One thing that is hard about where I teach is we have a very transient population of students. It is not uncommon to have students up and move at the end of the month when rent is due, and have new students trickling in. Some years, my classroom has been a bit like a revolving door.
This year though, my kiddos have been pretty consistent. Don’t read that as, “we come every day” because I have several students with over 20 absences and even more tardies, but at least they are still in my class.
I had a student just unexpectedly move.
I should be used to this.
I should know that this happens more often than I’d like.
But it still breaks my heart a little.
You see, this kiddo was the bane of my existence for the past 7 months…when he actually showed up to school anyways…

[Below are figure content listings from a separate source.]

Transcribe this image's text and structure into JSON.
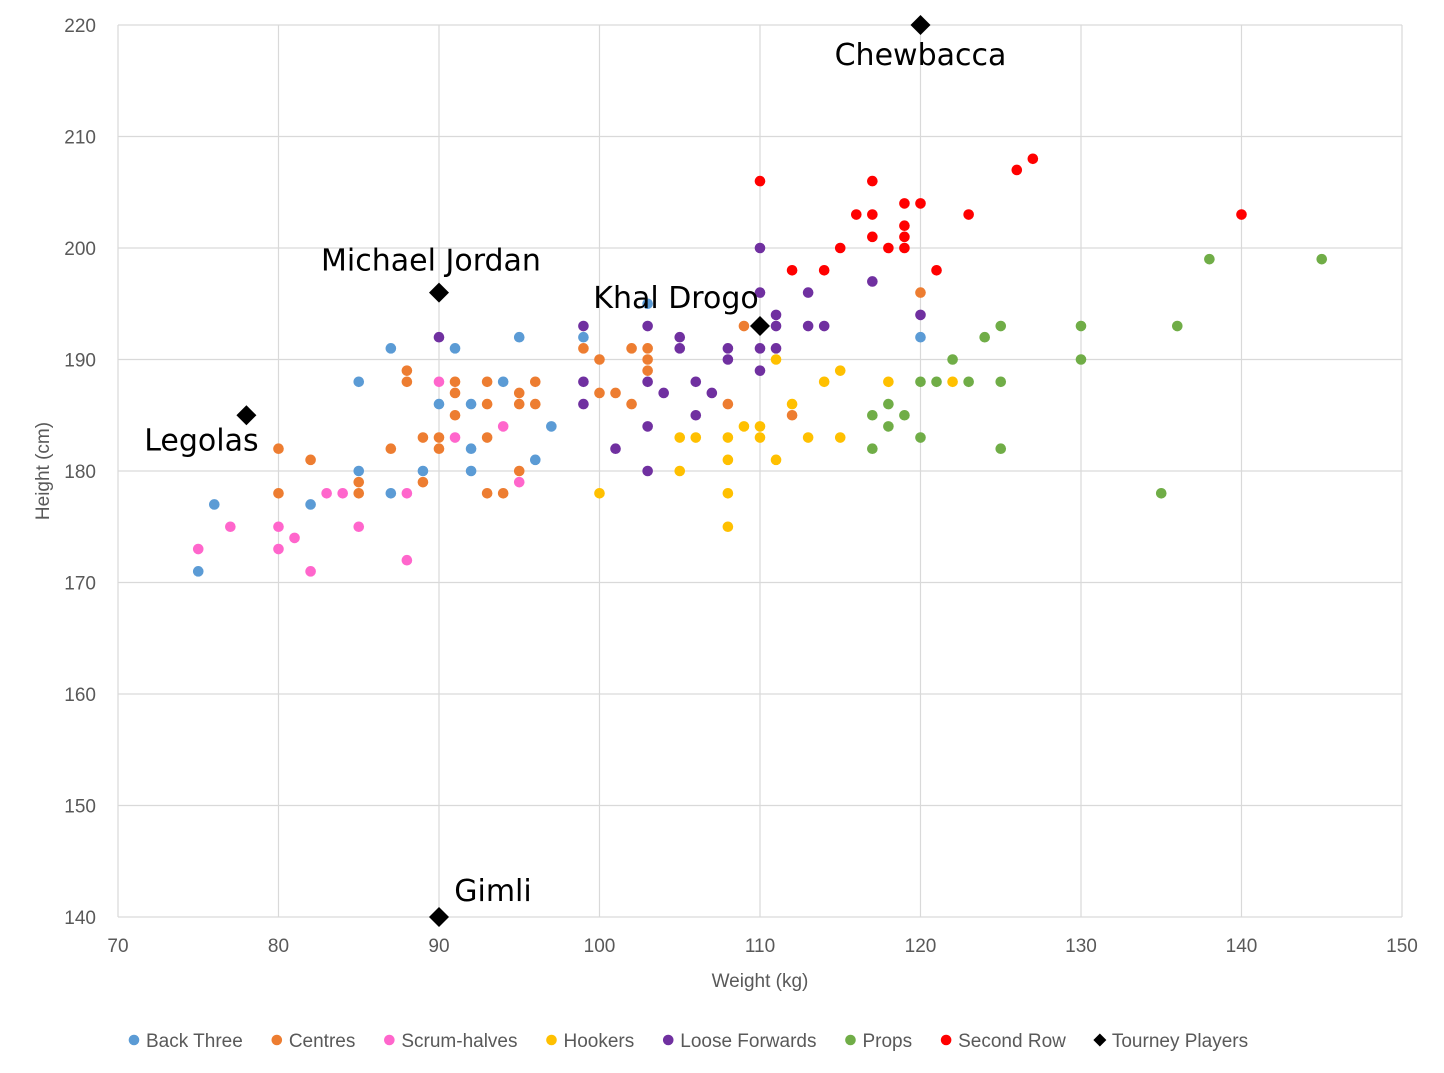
{
  "chart_data": {
    "type": "scatter",
    "title": "",
    "xlabel": "Weight (kg)",
    "ylabel": "Height (cm)",
    "xlim": [
      70,
      150
    ],
    "ylim": [
      140,
      220
    ],
    "xticks": [
      70,
      80,
      90,
      100,
      110,
      120,
      130,
      140,
      150
    ],
    "yticks": [
      140,
      150,
      160,
      170,
      180,
      190,
      200,
      210,
      220
    ],
    "grid": true,
    "legend_position": "bottom",
    "series": [
      {
        "name": "Back Three",
        "color": "#5B9BD5",
        "marker": "circle",
        "points": [
          [
            75,
            171
          ],
          [
            76,
            177
          ],
          [
            82,
            177
          ],
          [
            85,
            188
          ],
          [
            85,
            180
          ],
          [
            87,
            191
          ],
          [
            87,
            178
          ],
          [
            89,
            180
          ],
          [
            90,
            186
          ],
          [
            91,
            191
          ],
          [
            92,
            186
          ],
          [
            92,
            182
          ],
          [
            92,
            180
          ],
          [
            94,
            188
          ],
          [
            95,
            192
          ],
          [
            96,
            181
          ],
          [
            97,
            184
          ],
          [
            99,
            192
          ],
          [
            103,
            195
          ],
          [
            120,
            192
          ]
        ]
      },
      {
        "name": "Centres",
        "color": "#ED7D31",
        "marker": "circle",
        "points": [
          [
            80,
            182
          ],
          [
            80,
            178
          ],
          [
            82,
            181
          ],
          [
            85,
            179
          ],
          [
            85,
            178
          ],
          [
            87,
            182
          ],
          [
            88,
            189
          ],
          [
            88,
            188
          ],
          [
            89,
            183
          ],
          [
            89,
            179
          ],
          [
            90,
            183
          ],
          [
            90,
            182
          ],
          [
            91,
            188
          ],
          [
            91,
            187
          ],
          [
            91,
            185
          ],
          [
            93,
            188
          ],
          [
            93,
            186
          ],
          [
            93,
            183
          ],
          [
            93,
            178
          ],
          [
            94,
            178
          ],
          [
            95,
            187
          ],
          [
            95,
            186
          ],
          [
            95,
            180
          ],
          [
            96,
            188
          ],
          [
            96,
            186
          ],
          [
            99,
            191
          ],
          [
            100,
            190
          ],
          [
            100,
            187
          ],
          [
            101,
            187
          ],
          [
            102,
            191
          ],
          [
            102,
            186
          ],
          [
            103,
            191
          ],
          [
            103,
            190
          ],
          [
            103,
            189
          ],
          [
            108,
            186
          ],
          [
            109,
            193
          ],
          [
            112,
            185
          ],
          [
            120,
            196
          ]
        ]
      },
      {
        "name": "Scrum-halves",
        "color": "#FF66CC",
        "marker": "circle",
        "points": [
          [
            75,
            173
          ],
          [
            77,
            175
          ],
          [
            80,
            175
          ],
          [
            80,
            173
          ],
          [
            81,
            174
          ],
          [
            82,
            171
          ],
          [
            83,
            178
          ],
          [
            84,
            178
          ],
          [
            85,
            175
          ],
          [
            88,
            178
          ],
          [
            88,
            172
          ],
          [
            90,
            188
          ],
          [
            91,
            183
          ],
          [
            94,
            184
          ],
          [
            95,
            179
          ]
        ]
      },
      {
        "name": "Hookers",
        "color": "#FFC000",
        "marker": "circle",
        "points": [
          [
            100,
            178
          ],
          [
            105,
            183
          ],
          [
            105,
            180
          ],
          [
            106,
            183
          ],
          [
            108,
            183
          ],
          [
            108,
            181
          ],
          [
            108,
            178
          ],
          [
            108,
            175
          ],
          [
            109,
            184
          ],
          [
            110,
            184
          ],
          [
            110,
            183
          ],
          [
            111,
            190
          ],
          [
            111,
            181
          ],
          [
            112,
            186
          ],
          [
            113,
            183
          ],
          [
            114,
            188
          ],
          [
            115,
            189
          ],
          [
            115,
            183
          ],
          [
            118,
            188
          ],
          [
            122,
            188
          ]
        ]
      },
      {
        "name": "Loose Forwards",
        "color": "#7030A0",
        "marker": "circle",
        "points": [
          [
            90,
            192
          ],
          [
            99,
            193
          ],
          [
            99,
            188
          ],
          [
            99,
            186
          ],
          [
            101,
            182
          ],
          [
            103,
            193
          ],
          [
            103,
            188
          ],
          [
            103,
            184
          ],
          [
            103,
            180
          ],
          [
            104,
            187
          ],
          [
            105,
            192
          ],
          [
            105,
            191
          ],
          [
            106,
            188
          ],
          [
            106,
            185
          ],
          [
            107,
            187
          ],
          [
            108,
            191
          ],
          [
            108,
            190
          ],
          [
            110,
            200
          ],
          [
            110,
            196
          ],
          [
            110,
            191
          ],
          [
            110,
            189
          ],
          [
            111,
            194
          ],
          [
            111,
            193
          ],
          [
            111,
            191
          ],
          [
            113,
            196
          ],
          [
            113,
            193
          ],
          [
            114,
            193
          ],
          [
            117,
            197
          ],
          [
            120,
            194
          ]
        ]
      },
      {
        "name": "Props",
        "color": "#70AD47",
        "marker": "circle",
        "points": [
          [
            117,
            185
          ],
          [
            117,
            182
          ],
          [
            118,
            186
          ],
          [
            118,
            184
          ],
          [
            119,
            185
          ],
          [
            120,
            188
          ],
          [
            120,
            183
          ],
          [
            121,
            188
          ],
          [
            122,
            190
          ],
          [
            123,
            188
          ],
          [
            124,
            192
          ],
          [
            125,
            193
          ],
          [
            125,
            188
          ],
          [
            125,
            182
          ],
          [
            130,
            193
          ],
          [
            130,
            190
          ],
          [
            135,
            178
          ],
          [
            136,
            193
          ],
          [
            138,
            199
          ],
          [
            145,
            199
          ]
        ]
      },
      {
        "name": "Second Row",
        "color": "#FF0000",
        "marker": "circle",
        "points": [
          [
            110,
            206
          ],
          [
            112,
            198
          ],
          [
            114,
            198
          ],
          [
            115,
            200
          ],
          [
            116,
            203
          ],
          [
            117,
            206
          ],
          [
            117,
            203
          ],
          [
            117,
            201
          ],
          [
            118,
            200
          ],
          [
            119,
            204
          ],
          [
            119,
            202
          ],
          [
            119,
            201
          ],
          [
            119,
            200
          ],
          [
            120,
            204
          ],
          [
            121,
            198
          ],
          [
            123,
            203
          ],
          [
            126,
            207
          ],
          [
            127,
            208
          ],
          [
            140,
            203
          ]
        ]
      },
      {
        "name": "Tourney Players",
        "color": "#000000",
        "marker": "diamond",
        "points": [
          [
            78,
            185
          ],
          [
            90,
            196
          ],
          [
            90,
            140
          ],
          [
            110,
            193
          ],
          [
            120,
            220
          ]
        ]
      }
    ],
    "annotations": [
      {
        "text": "Chewbacca",
        "x": 120,
        "y": 220
      },
      {
        "text": "Michael Jordan",
        "x": 90,
        "y": 196
      },
      {
        "text": "Khal Drogo",
        "x": 110,
        "y": 193
      },
      {
        "text": "Legolas",
        "x": 78,
        "y": 185
      },
      {
        "text": "Gimli",
        "x": 90,
        "y": 140
      }
    ]
  }
}
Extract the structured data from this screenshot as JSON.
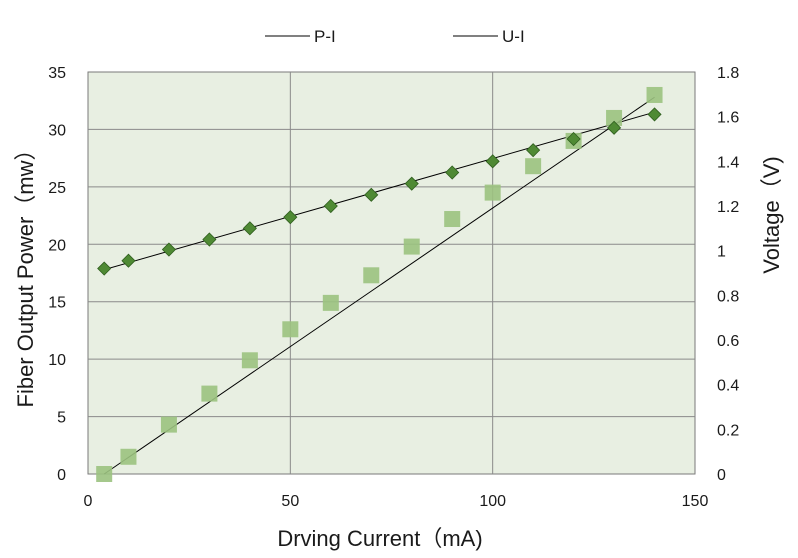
{
  "chart_data": {
    "type": "scatter",
    "xlabel": "Drving Current（mA)",
    "ylabel_left": "Fiber Output Power（mw）",
    "ylabel_right": "Voltage（V)",
    "xlim": [
      0,
      150
    ],
    "ylim_left": [
      0,
      35
    ],
    "ylim_right": [
      0,
      1.8
    ],
    "x_ticks": [
      0,
      50,
      100,
      150
    ],
    "y_left_ticks": [
      0,
      5,
      10,
      15,
      20,
      25,
      30,
      35
    ],
    "y_right_ticks": [
      "0",
      "0.2",
      "0.4",
      "0.6",
      "0.8",
      "1",
      "1.2",
      "1.4",
      "1.6",
      "1.8"
    ],
    "grid": true,
    "legend_position": "top",
    "plot_background": "#e8efe2",
    "series": [
      {
        "name": "P-I",
        "axis": "left",
        "marker": "square",
        "color": "#9bc27f",
        "x": [
          4,
          10,
          20,
          30,
          40,
          50,
          60,
          70,
          80,
          90,
          100,
          110,
          120,
          130,
          140
        ],
        "y": [
          0,
          1.5,
          4.3,
          7.0,
          9.9,
          12.6,
          14.9,
          17.3,
          19.8,
          22.2,
          24.5,
          26.8,
          29.0,
          31.0,
          33.0
        ],
        "trendline": {
          "x": [
            4,
            140
          ],
          "y": [
            0,
            32.8
          ]
        }
      },
      {
        "name": "U-I",
        "axis": "right",
        "marker": "diamond",
        "color": "#4f8a34",
        "x": [
          4,
          10,
          20,
          30,
          40,
          50,
          60,
          70,
          80,
          90,
          100,
          110,
          120,
          130,
          140
        ],
        "y": [
          0.92,
          0.955,
          1.005,
          1.05,
          1.1,
          1.15,
          1.2,
          1.25,
          1.3,
          1.35,
          1.4,
          1.45,
          1.5,
          1.55,
          1.61
        ],
        "trendline": {
          "x": [
            4,
            140
          ],
          "y": [
            0.915,
            1.62
          ]
        }
      }
    ]
  }
}
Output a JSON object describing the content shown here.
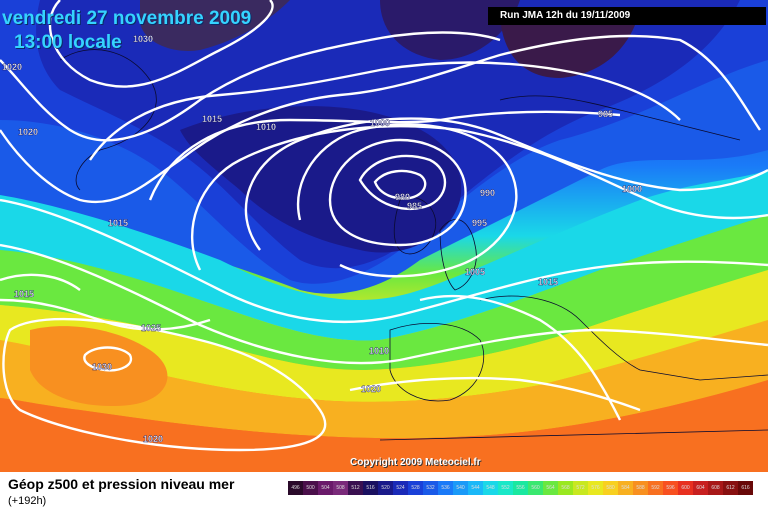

He spent the first three months of school arriving an hour late, then refusing to come into the classroom, then ripping up any work I tried to get him to do. While I was teaching he would spend his time rolling around in my doorway hollering about going home. Then he would get picked up an hour before the end of the day and we’d start over a couple days later when he came back to school.
(No. This child was not the biggest behavior issue in my class this year…)
I love this kid.
He tried to be unlovable. He told me he didn’t like me or school. At least once a day. He said “no” to everything I said to him. He shouted, he threw things, he silently cried his way through the day.
But I kept on loving him.
Every morning he scowled as he entered the classroom. And every morning we cheered at his arrival, smiled, and greeted him with excitement.
By mid-winter, he still came to school super crabby, saying he hated this school; but by afternoon he was begging to stay at school. He started calling me, “Mom”.
He made me a birthday card and said in it that he thinks I’m funny. Which was awesome, since he had barely ever smiled in my direction. I knew deep down inside he liked me
He was starting to learn to ask for help when he needed it, instead of balling up his paper and having a tantrum.
He was starting to participate in games instead of quietly glaring at me and saying no when a classmate tried to throw a ball to him.
He went to a classmate’s birthday party and was making friends.
We saw more smiles and less scowls.
He didn’t talk about hating himself anymore.
Then yesterday I got a note from the office to turn in his cumulative folder because he would no longer be attending our school.
No warning. No goodbyes.
My heart breaks a little. I hope that he doesn’t start back at square one at his new school. It is May. He doesn’t have 7 months to adjust again. And I hope he remembers his teachers who care about him regardless of his behavior or his response. We just care. I hope we made a difference in his life.
Goodbye, kiddo! Our days are easier, but we’d rather have you in them.